[please click the corner to turn the pages]Picture postcards always frame the seaside in the sun, but I like the dull days too - the grey sky mornings when the gulls are white against the clouds - cut-out shapes that offer a glimpse of the bright beyond.
A seaside town closing down - kiosks boarded, coaches going going gone - children back in the classroom. Empty shelters with no scraps for the opportunistic onlooker - and the only one smiling for a snapshot, a young gull perched high and bemused over a stone clad fruit basket.
She taught me to always ask the birds permission before you take their photo - otherwise they will fly away just as you hit the button. I think its connected to the way that people used to believe that early photographs stole a piece of your soul - and the birds haven’t quite given up on this idea.

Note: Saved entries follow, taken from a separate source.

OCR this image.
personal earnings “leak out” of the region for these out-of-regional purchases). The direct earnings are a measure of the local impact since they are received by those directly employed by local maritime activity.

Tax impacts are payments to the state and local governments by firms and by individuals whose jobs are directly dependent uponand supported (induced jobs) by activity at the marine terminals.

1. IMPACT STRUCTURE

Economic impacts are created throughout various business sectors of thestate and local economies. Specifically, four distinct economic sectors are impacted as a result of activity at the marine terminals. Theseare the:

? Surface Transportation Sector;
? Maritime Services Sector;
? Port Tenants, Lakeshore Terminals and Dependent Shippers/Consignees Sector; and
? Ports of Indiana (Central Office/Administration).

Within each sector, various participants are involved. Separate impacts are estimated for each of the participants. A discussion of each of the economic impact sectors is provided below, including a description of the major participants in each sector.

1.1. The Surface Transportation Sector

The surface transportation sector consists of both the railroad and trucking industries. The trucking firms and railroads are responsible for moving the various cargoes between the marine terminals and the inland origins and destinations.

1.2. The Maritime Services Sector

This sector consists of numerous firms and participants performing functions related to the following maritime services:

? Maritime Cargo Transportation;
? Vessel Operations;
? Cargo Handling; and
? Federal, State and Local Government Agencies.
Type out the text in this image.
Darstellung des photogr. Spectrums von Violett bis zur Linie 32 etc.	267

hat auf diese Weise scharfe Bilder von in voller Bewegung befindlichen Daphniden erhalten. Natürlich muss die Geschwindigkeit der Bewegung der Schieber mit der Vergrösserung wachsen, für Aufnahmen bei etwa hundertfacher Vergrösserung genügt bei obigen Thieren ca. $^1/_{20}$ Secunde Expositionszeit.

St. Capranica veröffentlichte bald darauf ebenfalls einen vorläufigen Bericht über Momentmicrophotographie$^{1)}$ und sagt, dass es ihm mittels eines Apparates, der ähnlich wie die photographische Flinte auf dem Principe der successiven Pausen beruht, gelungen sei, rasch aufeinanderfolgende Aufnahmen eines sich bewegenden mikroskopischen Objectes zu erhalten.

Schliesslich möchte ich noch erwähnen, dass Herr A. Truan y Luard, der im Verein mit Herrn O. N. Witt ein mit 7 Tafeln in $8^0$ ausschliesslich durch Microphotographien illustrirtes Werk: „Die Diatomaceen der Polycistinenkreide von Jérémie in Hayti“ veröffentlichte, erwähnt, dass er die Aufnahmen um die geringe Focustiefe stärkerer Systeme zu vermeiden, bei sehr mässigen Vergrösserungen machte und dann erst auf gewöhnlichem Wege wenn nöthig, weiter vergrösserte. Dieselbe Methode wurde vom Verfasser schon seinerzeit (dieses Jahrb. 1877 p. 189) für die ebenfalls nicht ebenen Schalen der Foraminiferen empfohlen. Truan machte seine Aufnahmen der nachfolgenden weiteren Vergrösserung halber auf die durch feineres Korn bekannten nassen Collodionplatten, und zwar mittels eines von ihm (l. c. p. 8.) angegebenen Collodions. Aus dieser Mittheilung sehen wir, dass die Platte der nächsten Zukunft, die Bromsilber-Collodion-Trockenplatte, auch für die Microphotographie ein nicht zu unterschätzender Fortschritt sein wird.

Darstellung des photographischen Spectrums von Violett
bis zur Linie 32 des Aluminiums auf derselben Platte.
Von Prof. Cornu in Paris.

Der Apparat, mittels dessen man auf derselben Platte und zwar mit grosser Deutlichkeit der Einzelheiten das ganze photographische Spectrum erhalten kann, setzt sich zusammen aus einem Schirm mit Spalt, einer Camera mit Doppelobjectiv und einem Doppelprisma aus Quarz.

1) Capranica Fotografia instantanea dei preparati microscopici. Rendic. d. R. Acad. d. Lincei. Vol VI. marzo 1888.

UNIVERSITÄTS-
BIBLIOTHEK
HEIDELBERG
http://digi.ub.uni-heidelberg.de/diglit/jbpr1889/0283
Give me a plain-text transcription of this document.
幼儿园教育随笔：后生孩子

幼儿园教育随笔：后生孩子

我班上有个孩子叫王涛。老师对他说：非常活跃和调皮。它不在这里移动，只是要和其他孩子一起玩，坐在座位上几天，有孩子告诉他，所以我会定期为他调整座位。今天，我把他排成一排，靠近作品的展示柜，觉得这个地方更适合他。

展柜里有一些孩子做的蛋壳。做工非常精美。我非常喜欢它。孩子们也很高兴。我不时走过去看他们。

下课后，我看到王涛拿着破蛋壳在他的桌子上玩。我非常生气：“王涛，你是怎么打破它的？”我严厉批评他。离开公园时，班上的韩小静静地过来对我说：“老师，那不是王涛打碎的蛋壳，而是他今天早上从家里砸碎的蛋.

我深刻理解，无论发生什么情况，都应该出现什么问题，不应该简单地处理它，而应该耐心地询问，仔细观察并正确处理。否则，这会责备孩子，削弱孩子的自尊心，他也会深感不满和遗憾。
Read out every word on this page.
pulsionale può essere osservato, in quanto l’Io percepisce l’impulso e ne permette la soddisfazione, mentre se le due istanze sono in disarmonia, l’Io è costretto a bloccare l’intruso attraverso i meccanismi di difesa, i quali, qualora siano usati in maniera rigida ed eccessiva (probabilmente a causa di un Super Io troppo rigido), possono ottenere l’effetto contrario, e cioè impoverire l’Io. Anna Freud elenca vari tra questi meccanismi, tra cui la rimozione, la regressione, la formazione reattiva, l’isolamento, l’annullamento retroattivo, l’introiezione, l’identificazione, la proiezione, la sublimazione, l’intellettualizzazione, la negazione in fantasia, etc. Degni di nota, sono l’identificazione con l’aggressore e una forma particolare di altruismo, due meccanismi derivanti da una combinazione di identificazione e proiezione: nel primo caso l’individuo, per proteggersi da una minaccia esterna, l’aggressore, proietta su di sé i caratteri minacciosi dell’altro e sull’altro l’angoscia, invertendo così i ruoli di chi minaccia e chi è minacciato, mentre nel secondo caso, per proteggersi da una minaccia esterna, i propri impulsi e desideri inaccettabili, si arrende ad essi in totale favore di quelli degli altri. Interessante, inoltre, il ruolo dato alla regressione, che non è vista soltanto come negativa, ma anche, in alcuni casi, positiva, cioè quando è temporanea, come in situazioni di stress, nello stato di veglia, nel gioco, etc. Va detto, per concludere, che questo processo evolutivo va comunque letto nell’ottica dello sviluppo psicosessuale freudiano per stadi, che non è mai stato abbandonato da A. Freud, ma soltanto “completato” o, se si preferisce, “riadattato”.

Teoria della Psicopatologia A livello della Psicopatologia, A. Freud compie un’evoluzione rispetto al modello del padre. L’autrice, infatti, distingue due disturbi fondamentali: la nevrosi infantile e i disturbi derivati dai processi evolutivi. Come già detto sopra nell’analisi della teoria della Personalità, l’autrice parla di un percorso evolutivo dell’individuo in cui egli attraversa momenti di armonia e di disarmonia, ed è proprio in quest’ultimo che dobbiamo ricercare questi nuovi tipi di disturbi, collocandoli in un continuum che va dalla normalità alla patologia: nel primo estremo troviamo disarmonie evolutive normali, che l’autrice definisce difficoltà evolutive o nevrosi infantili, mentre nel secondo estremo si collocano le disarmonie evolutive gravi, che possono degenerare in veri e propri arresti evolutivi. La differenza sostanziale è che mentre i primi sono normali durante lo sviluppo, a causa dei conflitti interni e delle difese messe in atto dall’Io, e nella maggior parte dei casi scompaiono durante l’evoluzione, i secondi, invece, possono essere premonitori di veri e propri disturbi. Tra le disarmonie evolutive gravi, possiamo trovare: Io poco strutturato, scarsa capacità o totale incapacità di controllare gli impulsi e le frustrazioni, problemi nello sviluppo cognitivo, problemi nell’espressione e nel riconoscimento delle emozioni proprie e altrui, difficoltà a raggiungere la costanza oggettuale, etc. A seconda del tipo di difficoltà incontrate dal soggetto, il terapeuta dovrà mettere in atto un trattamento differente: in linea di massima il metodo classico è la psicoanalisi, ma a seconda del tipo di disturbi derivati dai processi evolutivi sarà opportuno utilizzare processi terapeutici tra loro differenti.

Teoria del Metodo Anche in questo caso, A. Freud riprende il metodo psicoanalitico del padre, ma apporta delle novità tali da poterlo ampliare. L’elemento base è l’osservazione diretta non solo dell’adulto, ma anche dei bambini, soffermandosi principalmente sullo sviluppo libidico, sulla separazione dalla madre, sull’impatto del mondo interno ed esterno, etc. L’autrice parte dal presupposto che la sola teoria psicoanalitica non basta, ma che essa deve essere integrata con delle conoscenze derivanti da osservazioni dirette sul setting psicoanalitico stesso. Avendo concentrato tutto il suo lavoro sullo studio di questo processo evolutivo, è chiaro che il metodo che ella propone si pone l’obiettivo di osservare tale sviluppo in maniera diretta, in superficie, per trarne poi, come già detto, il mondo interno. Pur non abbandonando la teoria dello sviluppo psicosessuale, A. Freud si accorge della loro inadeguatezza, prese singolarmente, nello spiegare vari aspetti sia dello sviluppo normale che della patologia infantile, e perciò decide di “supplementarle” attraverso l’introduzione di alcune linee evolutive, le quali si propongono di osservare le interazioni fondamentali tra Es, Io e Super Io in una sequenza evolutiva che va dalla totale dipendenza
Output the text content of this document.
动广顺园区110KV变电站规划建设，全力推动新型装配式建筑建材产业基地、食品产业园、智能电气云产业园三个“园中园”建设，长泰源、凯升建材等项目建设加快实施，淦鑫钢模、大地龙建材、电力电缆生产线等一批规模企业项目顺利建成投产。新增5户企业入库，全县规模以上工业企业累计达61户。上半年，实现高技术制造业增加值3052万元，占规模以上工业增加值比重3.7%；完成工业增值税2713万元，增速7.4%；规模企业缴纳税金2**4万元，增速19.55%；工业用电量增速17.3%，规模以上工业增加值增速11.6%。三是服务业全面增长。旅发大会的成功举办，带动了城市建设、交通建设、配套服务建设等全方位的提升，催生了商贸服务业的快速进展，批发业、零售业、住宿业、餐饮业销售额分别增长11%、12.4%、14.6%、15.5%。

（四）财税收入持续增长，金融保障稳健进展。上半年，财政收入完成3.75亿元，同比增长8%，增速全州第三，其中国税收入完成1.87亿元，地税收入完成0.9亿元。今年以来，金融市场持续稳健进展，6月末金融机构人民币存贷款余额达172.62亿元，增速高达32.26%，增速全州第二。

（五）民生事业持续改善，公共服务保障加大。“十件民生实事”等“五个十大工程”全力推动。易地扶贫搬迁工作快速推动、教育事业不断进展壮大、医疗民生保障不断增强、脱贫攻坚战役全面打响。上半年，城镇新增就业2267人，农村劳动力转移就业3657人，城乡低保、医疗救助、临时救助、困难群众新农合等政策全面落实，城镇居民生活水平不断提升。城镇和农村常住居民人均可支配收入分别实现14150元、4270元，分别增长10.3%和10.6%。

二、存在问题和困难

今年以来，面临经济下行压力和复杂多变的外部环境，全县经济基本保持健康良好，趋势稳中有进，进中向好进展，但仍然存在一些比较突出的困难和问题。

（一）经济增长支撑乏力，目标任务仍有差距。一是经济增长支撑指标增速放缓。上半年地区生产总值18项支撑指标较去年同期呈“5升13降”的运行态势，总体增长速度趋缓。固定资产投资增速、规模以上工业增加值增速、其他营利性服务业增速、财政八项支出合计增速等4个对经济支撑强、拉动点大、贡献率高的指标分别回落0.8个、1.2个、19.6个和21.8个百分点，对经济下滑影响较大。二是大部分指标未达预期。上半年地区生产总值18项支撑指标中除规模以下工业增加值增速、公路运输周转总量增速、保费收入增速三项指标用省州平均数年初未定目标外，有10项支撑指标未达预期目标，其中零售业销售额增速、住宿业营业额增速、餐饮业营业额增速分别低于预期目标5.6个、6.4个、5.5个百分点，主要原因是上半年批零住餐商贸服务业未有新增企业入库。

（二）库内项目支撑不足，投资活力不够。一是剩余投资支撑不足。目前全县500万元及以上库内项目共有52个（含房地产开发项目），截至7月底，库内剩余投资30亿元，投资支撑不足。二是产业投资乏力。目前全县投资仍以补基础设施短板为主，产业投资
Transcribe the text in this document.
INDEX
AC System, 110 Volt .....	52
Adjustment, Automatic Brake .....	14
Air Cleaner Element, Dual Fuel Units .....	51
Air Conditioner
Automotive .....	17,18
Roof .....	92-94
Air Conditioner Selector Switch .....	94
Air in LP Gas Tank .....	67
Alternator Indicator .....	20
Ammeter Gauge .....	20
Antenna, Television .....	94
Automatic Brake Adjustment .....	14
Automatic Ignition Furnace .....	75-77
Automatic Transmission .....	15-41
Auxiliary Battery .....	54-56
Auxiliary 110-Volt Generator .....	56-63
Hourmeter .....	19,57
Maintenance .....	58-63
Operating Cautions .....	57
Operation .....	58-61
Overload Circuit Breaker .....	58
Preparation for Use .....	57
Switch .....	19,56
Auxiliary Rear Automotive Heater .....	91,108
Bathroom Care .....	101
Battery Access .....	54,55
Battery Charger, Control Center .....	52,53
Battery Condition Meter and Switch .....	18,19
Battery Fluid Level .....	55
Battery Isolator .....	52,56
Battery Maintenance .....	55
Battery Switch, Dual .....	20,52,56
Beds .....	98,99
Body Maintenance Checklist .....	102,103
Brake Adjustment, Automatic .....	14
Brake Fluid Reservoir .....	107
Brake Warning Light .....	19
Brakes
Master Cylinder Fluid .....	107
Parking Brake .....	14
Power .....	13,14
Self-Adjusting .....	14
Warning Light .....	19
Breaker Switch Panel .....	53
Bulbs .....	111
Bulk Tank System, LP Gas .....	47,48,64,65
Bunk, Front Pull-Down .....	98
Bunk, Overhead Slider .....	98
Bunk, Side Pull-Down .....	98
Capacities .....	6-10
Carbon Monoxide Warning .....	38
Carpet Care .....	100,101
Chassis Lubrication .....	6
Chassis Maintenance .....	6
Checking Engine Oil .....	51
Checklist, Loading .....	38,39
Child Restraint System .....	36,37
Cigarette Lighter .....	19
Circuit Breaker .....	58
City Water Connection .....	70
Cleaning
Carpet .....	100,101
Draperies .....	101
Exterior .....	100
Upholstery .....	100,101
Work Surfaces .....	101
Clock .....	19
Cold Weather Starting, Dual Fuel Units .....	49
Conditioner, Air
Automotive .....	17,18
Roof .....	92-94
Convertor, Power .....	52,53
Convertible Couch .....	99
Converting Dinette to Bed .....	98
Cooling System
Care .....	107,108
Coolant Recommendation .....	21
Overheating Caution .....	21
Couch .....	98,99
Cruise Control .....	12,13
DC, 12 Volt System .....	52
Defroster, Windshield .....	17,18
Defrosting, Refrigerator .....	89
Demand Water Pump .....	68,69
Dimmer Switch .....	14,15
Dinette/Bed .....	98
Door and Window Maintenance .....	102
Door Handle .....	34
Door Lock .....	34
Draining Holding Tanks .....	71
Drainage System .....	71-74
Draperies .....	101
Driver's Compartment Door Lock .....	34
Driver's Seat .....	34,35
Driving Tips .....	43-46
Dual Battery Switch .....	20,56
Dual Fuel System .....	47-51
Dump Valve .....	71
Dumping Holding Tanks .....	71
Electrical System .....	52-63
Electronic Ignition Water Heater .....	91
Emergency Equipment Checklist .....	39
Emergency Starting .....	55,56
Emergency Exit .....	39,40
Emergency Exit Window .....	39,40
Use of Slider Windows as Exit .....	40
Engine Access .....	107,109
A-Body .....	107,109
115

A place of shadows and stains and secret corners to hide from the wind - to huddle away with a book and a pen and a bagful of recycled words. I’m at home among the older faces, the creases and the frowns - taking time to gather dust and watch the waves come and go and return again. To catch scraps of conversation as they drift by - talk of ‘gas masks and all that’ as the old man clutches his tobacco pouch to his chest, like a long lost grandchild - and she says how ‘he never had a day of ill health in his whole life’ and you just know this is posthumous praise.
This is where I live - just another seaside town, except that this is my seaside town - not quite where I was born but most likely, hopefully, where I will die, or at least drift away. Good on the bright days but just as much mine on the grey.